Feline Acute Lymphoblastic Leukemia

Timothy M. Fan, DVM, PhD, DACVIM (Oncology, Internal Medicine), University of Illinois at Urbana–Champaign

ArticleLast Updated July 20192 min read

In the Literature

Tomiyasu H, Doi A, Chambers JK, et al. Clinical and clinicopathological characteristics of acute lymphoblastic leukaemia in six cats. J Small Anim Pract. 2018;59(12):742-746.


The Research …

Hematopoietic cancers (ie, liquid tumors) arise from malignantly transformed bone marrow precursor cells and include leukemia, lymphoma, and myeloma. Although lymphoma is well-defined in dogs and cats,1 the comparative rarity of leukemia and myeloma, particularly in cats,2-4 has created a barrier for elucidating the biologic and clinical behaviors of such cancers. Leukemias can be categorized by cell lineage (eg, lymphoid, myeloid) and biologic behavior (ie, acute, chronic).5-8 In companion animals, most leukemias are lymphoid in origin and can be subcategorized as B-cell or T-cell immunophenotype. In dogs, considerable advancements have been made toward improving the clinical diagnosis and management of lymphoid leukemias5; however, the clinical presentation of specific forms of lymphoid (ie, acute) leukemias in cats remains incompletely defined.

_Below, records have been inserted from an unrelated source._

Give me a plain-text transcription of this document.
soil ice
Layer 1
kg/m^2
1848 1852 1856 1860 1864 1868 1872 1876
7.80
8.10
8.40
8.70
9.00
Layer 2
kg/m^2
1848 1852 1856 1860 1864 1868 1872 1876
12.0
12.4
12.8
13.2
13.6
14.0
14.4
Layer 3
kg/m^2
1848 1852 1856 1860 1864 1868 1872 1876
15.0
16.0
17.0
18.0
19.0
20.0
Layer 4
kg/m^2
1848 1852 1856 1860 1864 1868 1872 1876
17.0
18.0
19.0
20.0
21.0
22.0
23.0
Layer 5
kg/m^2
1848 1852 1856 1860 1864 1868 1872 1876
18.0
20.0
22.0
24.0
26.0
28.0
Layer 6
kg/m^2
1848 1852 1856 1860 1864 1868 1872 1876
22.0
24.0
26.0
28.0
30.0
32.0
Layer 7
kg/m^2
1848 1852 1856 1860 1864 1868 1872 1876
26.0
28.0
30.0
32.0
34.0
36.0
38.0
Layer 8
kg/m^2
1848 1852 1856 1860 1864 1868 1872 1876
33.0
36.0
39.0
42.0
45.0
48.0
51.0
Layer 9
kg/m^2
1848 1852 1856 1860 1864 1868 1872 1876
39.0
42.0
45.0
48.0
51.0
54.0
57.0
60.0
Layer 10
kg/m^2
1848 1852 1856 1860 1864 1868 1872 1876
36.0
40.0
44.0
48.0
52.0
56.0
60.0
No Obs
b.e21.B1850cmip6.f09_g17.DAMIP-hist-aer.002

This retrospective case series described the clinical and clinicopathologic characteristics of acute lymphoblastic leukemia (ALL) in a small cohort of cats (n = 6) from a single institution over a 10-year period. Methodologically, diagnosis of ALL was reached using different molecular techniques, including PCR for antigen receptor gene rearrangements, flow cytometry, and/or immunohistochemistry. Clinically, cats diagnosed with ALL were presented most commonly for nonspecific signs, including anorexia, lethargy, diarrhea, weight loss, and/or vomiting. Peripheral lymphadenopathy was not clinically evident in any of the cats. The most frequent clinicopathologic abnormalities were thrombocytopenia and anemia, although directional abnormalities in leukocyte counts were not consistent among patients. The number of malignant lymphoblasts in circulation did not correlate with the degree of bone marrow infiltration with cancer cells. In aggregate, these observations derived from a small number of cats suggest that ALL can present heterogeneously in a population of cats and that, overall, prognosis is generally poor, regardless of therapeutic intervention. Additional prospective studies are necessary to gain a deeper understanding of the biology and management of ALL in cats.

Featured Image
Figure

Peripheral blood smear from a cat presented with clinical signs and marked leukocytosis identified on CBC. Neoplastic blasts predominate, with immunephenotyping revealing B-cell lymphoid leukemia. 50× magnification; photo courtesy of Dr. Anne Barger, University of Illinois at Urbana–Champaign


… The Takeaways

Key pearls to put into practice:

  • The absence of elevated circulating lymphoblasts does not exclude a diagnosis of ALL.

  • Diagnosis of ALL is best achieved through a combination of molecular techniques (eg, PCR for antigen receptor gene rearrangements, flow cytometry, immunohistochemistry).

  • The prognosis of ALL remains poor, regardless of instituted therapy, and retroviral infections with FeLV are often associated with ALL diagnosis in younger cats.